Toutefois cela n’est pas si facile. Les professionnels sont conscients que faire un signalement engage leur responsabilité parfois on peut tomber juste et parfois à côté de la plaque.
Parfois les enfants peuvent mentir soutirer par leur parents alors comment savoir ?! Et puis ceux qui ont parfois besoin le plus d’aide ne se manifestent que lorsqu’ils sont abouts …!
Merci pour votre témoignage.
Une solution passe peut-être par une formation adaptée et une redéfinition des objectifs ? Par ex.
Et plus de 5 ans on passé le premier constat de Pierre Naves et rien n’a malheureusement changer
Interview 2012: https://www.facebook.com/photo.php?v=298347470208052&set=vb.158431530853486&type=2&theater
Les placements résultent d’une décision judiciaire et les juges ne sont absolument pas concernés par la logique budgétaire que Comcedif prête à l’ASE. Au demeurant, dans un contexte d’economie budgétaire drastique, l’administration, locale notamment, cherche au contraire à limiter au maximum les placements qui sont des mesures très onéreuses et est sans doute la première à critiquer les décisions de placement des juges.

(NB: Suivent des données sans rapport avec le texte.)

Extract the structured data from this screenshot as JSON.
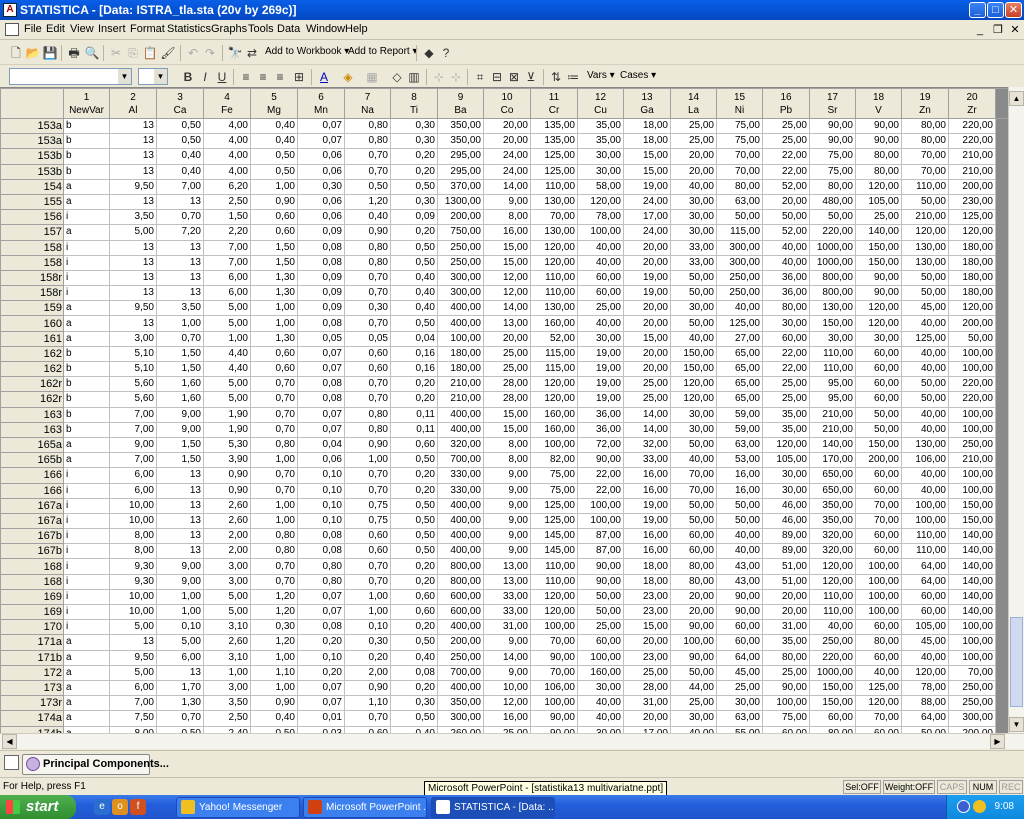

Même s’il est vrai que certaines de leur décisions peuvent être contestables (l’appel est ouvert pour cela) ceux-ci appliquent la loi qui prévoit que le placement est la dernière extrémité quand aucune autre solution satisfaisante ne peut être trouvée pour préserver la santé, la sécurité et la moralité de l’enfant. Un placement leur demande beaucoup plus de travail et de suivi que de rendre l’enfant à sa famille, à supposer qu’il en ait une. Les juges des enfant sont des magistrats extrêmement chargés, le plus souvent privés des greffiers que la loi prévoit pourtant, et on n’imagine pas qu’ils se donnent du travail pour le plaisir de priver les familles de leurs enfants.
Le placement n’est pas seulement motivé par des enlèvements ou des sévices sexuels, qui sont fort heureusement en nombre limité, mais aussi par des dérives éducatives graves qui mettent en danger l’avenir de l’enfant. Comcedif devrait se pencher un peu plus sur les statistiques pénales pour réaliser que tout n’est pas rose dans les familles et qu’un mineur qui glisse sur la pente de la délinquance ou qui est en permanence livré à lui-même mérite peut-être que la société s’en préoccupe autrement que par des décisions de principe.
Ceci étant, on comprend parfaitement que les familles vivent mal un placement qui constitue une mesure difficile à vivre pour elles et provoque des réactions d’autojustification et de révolte, hélas beaucoup moins d’autocritiques…
lire "principe abusif de précaution" à la place de "principe abusif de protection" la distinction est d’importance même si elle est sciemment confondue par l’ASE
Les placements abusifs cela existe effectivement et en masse, la logique de ce qu’il convient bien d’appeler des enlèvements ne correspond évidemment pas au bien-être de l’enfant, mais à la création de nouveaux postes et à l’obtention de budgets par les services de l’ASE; Face à une telle évidence, il convient de revoir la loi de 2007 permettant des placements selon un principe abusif de protection et de demander en cas de placements abusifs avérés la condamnation des travailleurs sociaux qui ont permis cette situation par la rédaction de rapports sociaux diffamatoires.